A small but clear sound came from Elena’s abdomen. The rhythm quickened.

“You’re lying!” Elena screamed, but panic had taken over. She pointed her gun, ready to fire.

But I was faster. I yanked the fire alarm.

BOOM!!!

The fire alarm blared deafeningly, followed by the activation of the sprinkler system on the ceiling. Water poured down.

Elena was taken by surprise, losing her balance and slipping on the wet tile floor.

I didn’t wait another second. I didn’t grab my shoes. I didn’t grab my coat.

I leaped over the hospital bed, slamming my shoulder into the reinforced glass window.

CRASH!

The glass shattered. We were on the first floor. I dashed out, falling into the thick bushes below. Shards of glass pierced my bare feet, blood gushing out, but the adrenaline made me oblivious to the pain.

I got up and ran.

I ran barefoot on the wet, icy Seattle pavement. I ran like a madman, leaving the clinic behind, leaving my fake wife behind, leaving the child that never existed behind.
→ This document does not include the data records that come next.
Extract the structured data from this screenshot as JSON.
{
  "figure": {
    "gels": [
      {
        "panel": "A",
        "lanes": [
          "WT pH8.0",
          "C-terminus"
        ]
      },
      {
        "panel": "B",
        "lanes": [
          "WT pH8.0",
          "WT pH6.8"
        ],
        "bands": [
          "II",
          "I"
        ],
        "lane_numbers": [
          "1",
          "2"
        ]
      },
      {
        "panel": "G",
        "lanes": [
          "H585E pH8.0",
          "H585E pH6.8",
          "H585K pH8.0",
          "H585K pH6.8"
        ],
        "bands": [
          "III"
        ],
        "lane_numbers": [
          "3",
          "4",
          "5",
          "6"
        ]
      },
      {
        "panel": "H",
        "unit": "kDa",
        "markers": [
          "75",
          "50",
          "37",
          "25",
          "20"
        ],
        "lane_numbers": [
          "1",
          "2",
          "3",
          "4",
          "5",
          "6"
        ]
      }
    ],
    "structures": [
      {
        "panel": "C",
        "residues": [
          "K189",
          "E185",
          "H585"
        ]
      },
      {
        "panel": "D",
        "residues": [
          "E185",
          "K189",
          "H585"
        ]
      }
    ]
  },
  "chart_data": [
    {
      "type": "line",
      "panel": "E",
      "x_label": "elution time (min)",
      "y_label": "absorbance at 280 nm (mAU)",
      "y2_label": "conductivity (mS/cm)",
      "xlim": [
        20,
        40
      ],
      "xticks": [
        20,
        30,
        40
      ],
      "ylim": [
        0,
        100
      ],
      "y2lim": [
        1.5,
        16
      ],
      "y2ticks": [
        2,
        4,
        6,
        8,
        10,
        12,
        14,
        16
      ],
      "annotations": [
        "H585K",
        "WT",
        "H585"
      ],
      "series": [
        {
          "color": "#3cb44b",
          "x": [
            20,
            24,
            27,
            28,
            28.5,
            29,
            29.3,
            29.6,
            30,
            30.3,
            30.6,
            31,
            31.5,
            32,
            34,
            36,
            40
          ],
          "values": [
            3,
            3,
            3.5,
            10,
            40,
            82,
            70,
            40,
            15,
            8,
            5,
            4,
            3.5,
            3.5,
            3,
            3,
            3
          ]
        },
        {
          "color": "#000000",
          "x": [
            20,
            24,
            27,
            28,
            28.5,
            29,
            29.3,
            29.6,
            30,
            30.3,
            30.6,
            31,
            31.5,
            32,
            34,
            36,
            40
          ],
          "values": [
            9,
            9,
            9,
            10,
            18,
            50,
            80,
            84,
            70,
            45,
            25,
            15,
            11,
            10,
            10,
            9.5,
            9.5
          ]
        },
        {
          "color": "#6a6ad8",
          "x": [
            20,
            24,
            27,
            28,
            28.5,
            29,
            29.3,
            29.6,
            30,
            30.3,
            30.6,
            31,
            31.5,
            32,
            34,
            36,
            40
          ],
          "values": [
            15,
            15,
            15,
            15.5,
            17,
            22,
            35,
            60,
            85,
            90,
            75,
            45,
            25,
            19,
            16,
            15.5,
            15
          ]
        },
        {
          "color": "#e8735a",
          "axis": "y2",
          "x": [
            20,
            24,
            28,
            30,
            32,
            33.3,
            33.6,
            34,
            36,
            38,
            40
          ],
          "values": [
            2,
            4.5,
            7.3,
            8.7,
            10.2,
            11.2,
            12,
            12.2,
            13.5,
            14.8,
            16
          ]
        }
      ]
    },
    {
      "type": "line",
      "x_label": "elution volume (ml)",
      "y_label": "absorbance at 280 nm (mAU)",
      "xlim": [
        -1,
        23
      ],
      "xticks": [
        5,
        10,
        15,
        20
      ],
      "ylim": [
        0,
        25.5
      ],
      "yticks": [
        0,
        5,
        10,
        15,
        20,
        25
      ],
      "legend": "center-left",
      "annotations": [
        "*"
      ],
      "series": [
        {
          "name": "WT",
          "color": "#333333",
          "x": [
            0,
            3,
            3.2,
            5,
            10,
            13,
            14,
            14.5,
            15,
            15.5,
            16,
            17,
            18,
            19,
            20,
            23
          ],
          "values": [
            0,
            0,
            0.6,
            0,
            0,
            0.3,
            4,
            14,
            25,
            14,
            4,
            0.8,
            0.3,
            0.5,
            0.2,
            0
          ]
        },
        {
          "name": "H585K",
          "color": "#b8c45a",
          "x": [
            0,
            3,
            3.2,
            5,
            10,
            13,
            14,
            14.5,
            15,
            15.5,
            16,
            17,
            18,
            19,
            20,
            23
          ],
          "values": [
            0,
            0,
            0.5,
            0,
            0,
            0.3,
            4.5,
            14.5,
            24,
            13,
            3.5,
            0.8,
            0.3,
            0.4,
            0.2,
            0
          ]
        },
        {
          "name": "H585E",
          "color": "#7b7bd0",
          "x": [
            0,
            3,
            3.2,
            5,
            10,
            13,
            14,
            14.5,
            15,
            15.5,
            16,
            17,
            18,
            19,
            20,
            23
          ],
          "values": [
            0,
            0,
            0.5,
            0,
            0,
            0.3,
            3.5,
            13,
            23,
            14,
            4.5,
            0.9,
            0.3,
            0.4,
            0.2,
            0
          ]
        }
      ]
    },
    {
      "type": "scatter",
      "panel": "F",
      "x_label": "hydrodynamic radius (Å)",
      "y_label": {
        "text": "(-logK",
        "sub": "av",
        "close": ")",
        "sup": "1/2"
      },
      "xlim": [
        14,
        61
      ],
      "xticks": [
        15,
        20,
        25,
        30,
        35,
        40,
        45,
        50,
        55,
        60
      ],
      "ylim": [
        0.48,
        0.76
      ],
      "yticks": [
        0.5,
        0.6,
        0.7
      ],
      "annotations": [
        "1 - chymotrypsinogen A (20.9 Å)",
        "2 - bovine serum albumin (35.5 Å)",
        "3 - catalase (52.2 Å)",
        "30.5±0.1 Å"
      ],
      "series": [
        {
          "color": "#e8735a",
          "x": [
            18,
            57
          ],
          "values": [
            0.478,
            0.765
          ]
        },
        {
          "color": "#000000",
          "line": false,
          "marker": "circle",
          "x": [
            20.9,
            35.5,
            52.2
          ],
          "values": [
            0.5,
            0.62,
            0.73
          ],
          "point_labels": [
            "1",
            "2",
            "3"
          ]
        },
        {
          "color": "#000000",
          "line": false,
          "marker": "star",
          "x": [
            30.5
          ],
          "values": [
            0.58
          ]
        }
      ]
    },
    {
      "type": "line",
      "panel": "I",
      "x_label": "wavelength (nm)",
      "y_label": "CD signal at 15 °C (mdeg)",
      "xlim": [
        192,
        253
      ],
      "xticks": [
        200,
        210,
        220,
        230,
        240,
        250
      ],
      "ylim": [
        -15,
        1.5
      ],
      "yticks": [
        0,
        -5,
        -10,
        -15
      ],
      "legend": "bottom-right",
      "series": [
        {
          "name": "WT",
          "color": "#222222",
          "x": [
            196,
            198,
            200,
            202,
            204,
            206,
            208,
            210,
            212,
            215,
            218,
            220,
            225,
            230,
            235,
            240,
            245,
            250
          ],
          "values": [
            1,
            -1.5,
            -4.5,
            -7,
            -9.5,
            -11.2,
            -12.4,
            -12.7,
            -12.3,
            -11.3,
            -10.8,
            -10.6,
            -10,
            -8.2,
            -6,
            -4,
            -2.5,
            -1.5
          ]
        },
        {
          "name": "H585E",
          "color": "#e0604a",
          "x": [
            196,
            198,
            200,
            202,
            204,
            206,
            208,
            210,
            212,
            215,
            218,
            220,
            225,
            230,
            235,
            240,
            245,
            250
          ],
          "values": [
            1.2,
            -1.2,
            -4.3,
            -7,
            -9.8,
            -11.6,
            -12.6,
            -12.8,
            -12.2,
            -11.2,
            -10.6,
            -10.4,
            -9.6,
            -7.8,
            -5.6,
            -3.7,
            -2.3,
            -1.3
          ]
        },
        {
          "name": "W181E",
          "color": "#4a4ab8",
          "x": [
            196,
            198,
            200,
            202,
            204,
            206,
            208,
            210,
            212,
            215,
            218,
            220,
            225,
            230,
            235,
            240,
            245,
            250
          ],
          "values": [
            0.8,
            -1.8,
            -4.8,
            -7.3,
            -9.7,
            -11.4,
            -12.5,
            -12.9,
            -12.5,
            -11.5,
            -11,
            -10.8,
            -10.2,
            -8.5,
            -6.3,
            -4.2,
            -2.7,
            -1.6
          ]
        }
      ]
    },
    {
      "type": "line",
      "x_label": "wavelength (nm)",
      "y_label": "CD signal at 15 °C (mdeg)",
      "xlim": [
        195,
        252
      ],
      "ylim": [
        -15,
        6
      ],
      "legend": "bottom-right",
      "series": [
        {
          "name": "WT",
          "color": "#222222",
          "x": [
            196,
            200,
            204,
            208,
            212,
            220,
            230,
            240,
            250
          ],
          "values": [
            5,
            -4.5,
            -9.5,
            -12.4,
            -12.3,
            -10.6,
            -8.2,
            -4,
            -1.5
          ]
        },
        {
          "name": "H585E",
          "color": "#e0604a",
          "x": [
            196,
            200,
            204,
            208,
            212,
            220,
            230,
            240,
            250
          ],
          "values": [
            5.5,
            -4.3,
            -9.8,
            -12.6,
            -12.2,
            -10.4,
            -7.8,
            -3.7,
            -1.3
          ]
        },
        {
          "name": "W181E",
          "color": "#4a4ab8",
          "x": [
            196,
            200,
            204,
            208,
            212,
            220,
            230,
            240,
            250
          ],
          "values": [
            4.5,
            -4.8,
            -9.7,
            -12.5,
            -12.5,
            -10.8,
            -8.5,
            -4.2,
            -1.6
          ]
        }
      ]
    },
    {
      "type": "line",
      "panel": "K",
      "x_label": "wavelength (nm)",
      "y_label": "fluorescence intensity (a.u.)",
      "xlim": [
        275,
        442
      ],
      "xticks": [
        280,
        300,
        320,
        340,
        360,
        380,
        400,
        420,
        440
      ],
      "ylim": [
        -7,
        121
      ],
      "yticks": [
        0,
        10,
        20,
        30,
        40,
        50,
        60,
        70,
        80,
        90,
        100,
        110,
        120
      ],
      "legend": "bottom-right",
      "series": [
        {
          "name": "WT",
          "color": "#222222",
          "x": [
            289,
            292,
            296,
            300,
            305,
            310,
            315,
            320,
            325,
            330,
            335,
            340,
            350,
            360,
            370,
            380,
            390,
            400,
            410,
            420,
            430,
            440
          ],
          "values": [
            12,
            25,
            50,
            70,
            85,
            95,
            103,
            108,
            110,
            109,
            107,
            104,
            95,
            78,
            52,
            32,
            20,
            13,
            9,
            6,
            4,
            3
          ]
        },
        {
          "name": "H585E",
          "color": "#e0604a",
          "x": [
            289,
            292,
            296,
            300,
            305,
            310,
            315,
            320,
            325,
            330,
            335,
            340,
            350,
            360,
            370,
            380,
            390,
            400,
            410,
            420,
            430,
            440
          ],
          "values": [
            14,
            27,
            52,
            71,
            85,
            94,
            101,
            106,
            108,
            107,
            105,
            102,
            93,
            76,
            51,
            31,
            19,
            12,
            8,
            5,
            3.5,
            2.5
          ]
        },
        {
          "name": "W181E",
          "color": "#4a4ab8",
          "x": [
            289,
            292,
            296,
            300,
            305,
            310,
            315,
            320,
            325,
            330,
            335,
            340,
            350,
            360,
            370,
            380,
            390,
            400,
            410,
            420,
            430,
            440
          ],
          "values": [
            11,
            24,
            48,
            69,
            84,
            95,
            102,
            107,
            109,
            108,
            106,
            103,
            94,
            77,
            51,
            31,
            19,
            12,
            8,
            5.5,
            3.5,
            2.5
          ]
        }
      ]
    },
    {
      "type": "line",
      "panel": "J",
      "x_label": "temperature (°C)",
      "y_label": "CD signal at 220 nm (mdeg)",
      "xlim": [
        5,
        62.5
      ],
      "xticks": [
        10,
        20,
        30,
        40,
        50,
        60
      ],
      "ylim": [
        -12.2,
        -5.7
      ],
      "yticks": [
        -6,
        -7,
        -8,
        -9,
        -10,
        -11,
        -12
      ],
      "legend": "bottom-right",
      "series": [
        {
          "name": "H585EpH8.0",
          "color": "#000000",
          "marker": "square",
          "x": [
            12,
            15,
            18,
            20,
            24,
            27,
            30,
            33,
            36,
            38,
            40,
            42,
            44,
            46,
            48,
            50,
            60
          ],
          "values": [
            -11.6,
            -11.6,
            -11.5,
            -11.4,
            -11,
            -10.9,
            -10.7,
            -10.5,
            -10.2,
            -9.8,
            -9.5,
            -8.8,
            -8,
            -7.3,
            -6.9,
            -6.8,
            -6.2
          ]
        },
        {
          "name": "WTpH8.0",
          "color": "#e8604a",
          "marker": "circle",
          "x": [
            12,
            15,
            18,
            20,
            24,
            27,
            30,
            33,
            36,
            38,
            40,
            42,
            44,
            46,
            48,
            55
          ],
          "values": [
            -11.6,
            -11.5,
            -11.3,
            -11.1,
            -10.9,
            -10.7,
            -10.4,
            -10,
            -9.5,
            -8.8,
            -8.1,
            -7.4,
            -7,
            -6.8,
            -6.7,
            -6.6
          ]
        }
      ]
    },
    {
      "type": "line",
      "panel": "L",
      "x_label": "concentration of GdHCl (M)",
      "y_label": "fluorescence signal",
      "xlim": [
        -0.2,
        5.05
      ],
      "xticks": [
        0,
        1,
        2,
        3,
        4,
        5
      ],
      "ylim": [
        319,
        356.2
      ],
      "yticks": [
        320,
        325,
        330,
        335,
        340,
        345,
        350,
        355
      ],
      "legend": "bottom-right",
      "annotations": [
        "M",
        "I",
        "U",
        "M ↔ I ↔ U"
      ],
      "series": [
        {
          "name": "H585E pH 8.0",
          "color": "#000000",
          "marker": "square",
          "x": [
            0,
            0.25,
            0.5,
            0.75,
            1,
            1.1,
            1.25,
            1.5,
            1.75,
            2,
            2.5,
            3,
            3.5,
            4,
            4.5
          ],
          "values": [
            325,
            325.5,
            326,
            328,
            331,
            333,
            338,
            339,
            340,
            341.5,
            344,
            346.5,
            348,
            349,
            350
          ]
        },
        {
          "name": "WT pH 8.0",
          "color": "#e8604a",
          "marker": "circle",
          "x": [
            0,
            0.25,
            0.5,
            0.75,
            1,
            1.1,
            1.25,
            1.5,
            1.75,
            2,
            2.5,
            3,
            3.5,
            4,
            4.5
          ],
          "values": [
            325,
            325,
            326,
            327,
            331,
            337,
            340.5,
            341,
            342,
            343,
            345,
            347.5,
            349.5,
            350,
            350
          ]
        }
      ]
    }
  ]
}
“STOP!” Elena shrieked from the shattered window. She fired two shots. The bullets ripped through the pavement just inches from my heels.

But she couldn’t catch up. The fake pregnancy – the amniotic sac bomb – was counting down. She was struggling to remove it.

I dashed across the intersection, narrowly avoiding a truck. The horns blared. I kept running.

I needed to get at least 200 meters away.

One second.

Two seconds.

BOOM!!!

A massive shockwave flung me forward. I fell face down into a puddle of cold water.

Behind me, the Evergreen Clinic building exploded. The first floor vanished in a brilliant orange fireball, engulfing everything inside. The windows of the surrounding buildings shattered.

I lay there, gasping for breath, rainwater mixed with blood and tears, the taste salty in my mouth.

I turned my head to look. Flames licked at the gray sky. Elena – or Widow – certainly couldn’t have survived. She had died by the very weapon she intended to use to kill me.

Police sirens blared in the distance.

I propped myself up, looking down at my blood-soaked bare feet.

I had lost my wife. My child. The new identity I had painstakingly built.

But I’m still alive.

I reach behind my neck. The chip is still there.

I stand up, limping down the dark alley. Seattle is vast, and the darkness will once again shelter me. “Ghost” is dead again. And this time, I’ll make sure no one can find me.

Only, every time I close my eyes, I know I’ll be forever haunted by that image: The baby curled up on the ultrasound screen, its heart beating the countdown of death. The child never born, but who saved my life with its bizarre very existence.